W 33 minucie centra z rzutu rożnego Łopucha zakończyła się dużym zamieszaniem w polu karnym. Najprzytomniej w nim zachował się Suker, który strzałem z woleja pokonał golkipera z Łazisk Górnych.
Pięć minut później Suker dołożył piątego ogółem, a swojego drugiego gola, tym razem kierując piłkę do siatki mocnym strzałem z narożnika pola karnego.

Wynik 5:0 do przerwy to był nokaut, a od początku drugiej połowy trener Rafał Górak zdecydował się wpuścić na placy gry tercet, który jesienią decydował o grze Ruchu – Marcin Dziewulski, Adam Kompała, Piotr Gierczak. Nic dziwnego, że na trybunach głośno zaczęto się zastanowiać czy padnie dwucyfrowy wynik.

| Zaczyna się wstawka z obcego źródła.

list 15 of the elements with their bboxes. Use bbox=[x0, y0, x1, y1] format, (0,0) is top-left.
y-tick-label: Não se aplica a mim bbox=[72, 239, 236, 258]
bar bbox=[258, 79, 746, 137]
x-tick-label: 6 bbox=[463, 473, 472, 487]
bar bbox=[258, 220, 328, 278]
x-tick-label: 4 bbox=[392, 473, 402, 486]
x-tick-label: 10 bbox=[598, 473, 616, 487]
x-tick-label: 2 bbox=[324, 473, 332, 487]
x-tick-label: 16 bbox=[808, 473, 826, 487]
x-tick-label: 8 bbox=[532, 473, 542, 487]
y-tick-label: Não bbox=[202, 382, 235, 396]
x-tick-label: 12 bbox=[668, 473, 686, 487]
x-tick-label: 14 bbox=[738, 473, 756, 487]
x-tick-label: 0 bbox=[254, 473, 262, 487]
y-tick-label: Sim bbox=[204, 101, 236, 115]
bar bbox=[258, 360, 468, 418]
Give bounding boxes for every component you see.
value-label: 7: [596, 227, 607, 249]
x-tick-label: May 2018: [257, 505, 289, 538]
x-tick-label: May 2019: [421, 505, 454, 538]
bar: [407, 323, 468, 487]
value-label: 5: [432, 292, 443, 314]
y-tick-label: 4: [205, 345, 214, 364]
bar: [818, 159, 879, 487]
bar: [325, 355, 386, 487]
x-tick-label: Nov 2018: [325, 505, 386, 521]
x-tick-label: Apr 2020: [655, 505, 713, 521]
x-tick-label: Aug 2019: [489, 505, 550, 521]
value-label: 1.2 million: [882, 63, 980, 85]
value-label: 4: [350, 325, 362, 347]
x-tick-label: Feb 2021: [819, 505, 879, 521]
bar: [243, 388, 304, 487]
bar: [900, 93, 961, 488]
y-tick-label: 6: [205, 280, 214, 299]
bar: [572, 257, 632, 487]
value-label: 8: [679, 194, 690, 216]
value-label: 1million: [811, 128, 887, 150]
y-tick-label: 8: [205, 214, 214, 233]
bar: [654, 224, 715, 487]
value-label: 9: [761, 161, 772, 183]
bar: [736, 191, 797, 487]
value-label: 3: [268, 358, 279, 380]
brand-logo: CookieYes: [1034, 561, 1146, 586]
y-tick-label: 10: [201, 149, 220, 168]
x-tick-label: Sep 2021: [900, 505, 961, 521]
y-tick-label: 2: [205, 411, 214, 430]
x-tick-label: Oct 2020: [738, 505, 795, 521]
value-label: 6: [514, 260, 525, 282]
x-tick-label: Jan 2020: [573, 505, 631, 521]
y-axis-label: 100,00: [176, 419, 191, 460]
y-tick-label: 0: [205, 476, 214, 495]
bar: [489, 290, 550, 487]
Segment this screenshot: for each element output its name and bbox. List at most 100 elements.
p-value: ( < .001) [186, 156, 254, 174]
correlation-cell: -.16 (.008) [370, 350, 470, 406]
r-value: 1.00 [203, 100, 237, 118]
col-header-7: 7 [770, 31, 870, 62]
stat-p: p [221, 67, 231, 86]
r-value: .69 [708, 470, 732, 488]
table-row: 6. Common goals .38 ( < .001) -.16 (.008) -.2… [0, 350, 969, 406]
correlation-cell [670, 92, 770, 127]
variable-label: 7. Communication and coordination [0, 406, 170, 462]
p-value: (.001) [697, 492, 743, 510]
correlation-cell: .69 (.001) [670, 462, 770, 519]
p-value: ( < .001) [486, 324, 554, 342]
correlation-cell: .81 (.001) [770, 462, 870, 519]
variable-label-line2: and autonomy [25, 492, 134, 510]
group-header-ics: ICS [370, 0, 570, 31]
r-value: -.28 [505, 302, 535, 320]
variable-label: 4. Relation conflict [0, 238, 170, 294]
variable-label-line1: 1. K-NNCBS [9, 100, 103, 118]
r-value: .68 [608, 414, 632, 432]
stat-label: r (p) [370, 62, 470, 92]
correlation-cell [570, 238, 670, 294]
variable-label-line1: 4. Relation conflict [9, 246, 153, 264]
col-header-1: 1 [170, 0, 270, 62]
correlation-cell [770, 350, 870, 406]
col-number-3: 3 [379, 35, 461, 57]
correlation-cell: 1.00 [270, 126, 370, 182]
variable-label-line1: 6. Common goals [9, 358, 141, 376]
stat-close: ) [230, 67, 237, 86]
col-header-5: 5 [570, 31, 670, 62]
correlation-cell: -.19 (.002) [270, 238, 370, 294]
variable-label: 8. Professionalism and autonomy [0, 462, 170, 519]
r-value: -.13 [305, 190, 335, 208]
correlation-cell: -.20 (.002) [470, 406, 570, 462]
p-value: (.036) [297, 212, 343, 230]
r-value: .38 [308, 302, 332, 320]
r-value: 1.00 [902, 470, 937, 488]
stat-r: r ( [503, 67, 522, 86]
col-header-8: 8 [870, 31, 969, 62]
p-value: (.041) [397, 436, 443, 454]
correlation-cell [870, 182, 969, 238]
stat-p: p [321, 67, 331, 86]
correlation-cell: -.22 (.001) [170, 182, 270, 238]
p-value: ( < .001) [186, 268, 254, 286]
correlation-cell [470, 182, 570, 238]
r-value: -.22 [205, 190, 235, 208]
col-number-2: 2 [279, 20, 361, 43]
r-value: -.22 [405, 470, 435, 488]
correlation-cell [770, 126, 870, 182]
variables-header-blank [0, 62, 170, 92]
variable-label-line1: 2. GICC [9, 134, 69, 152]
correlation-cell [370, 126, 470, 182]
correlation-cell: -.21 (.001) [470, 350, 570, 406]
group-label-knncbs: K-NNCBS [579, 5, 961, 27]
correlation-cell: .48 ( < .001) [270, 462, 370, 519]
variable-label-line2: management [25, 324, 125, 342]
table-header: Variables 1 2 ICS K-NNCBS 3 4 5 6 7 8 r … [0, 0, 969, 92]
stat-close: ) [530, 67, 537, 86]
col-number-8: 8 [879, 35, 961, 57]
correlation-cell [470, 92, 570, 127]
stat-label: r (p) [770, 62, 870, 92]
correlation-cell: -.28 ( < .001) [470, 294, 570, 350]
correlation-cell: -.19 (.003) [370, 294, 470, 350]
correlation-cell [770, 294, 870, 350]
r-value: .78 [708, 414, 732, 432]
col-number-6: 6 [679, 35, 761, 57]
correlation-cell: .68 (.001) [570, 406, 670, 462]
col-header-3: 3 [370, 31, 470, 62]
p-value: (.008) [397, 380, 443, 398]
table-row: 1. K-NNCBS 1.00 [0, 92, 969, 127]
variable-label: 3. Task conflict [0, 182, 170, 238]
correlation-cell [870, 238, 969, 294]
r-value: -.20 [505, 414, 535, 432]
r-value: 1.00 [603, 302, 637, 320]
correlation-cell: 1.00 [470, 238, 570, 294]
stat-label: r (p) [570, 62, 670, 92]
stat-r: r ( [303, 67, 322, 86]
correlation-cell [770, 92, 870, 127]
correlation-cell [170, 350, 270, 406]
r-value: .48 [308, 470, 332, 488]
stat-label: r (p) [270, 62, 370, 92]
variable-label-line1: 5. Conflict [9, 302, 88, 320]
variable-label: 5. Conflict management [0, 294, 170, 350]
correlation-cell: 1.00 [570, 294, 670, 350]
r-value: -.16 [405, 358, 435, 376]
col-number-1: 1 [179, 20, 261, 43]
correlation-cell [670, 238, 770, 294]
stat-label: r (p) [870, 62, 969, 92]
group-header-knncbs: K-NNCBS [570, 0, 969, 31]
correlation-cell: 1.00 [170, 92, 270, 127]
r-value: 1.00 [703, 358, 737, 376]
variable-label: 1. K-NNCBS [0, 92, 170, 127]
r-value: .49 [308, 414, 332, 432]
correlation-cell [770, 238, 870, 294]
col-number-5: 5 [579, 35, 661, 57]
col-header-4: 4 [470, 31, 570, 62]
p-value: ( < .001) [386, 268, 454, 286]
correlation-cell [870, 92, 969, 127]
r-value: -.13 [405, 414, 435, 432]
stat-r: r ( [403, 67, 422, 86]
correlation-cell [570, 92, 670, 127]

I rzeczywiście, początek drugiej części gry od razu przyniósł szóstego gola. Kompała w 47 minucie wypatrzył wchodzącego w szesnastkę Michała Maka, który uderzył pewnie z pierwszej piłki w krótki róg.
Potem swoje szanse miał Martin Matúš, najpierw bardzo niecelnie uderzając z dystansu, potem – po strzale głową – myląc się już nieznacznie. W międzyczasie strzał Polonii z dystansu złapał pewnie Piotra Ademek, i Słowak doczekał się swojego gola.
Po dwójkowej akcji Piotr Giel – Gierczak, otrzymał w 62 minucie piłkę dwa metry przed bramką, i nie mógł w tej sytuacji spudłować.
W końcu i zawodnicy lidera czwartej ligi postanowili zaznaczyć swoją obecność na boisku grą w ofensywie. Strzał z linii pola karnego był jeszcze niecelny, ale akcja z 71 minuty przyniosła im w końcu upragnionego gola. Odbitą po rzucie wolnym przed bramką piłkę z bliska do siatki wpakował Rzepecki.
Strzał Polonistów z dystansu był niecelny, a po drugiej stronie boiska piłka po nieczystym uderzniu głową Michała Maka opadła na poprzeczkę, a blokowany Gierczak nie miał miejsca na dobitkę.
W 80 minucie niespodziewanie Polonia zmniejszyła straty. Kaczmarczyk wypuszczony w sytuację sam na sam z Adamkiem, nie miał problemów z pokonaniem bramkarza Ruchu.
W końcówce gry swoje szanse mieli jeszcze Dziewulski, który mocnym płaskim strzałem tuż zza pola karnego pomylił się nieznacznie, i Matúš, który jednak spudłował z bliska.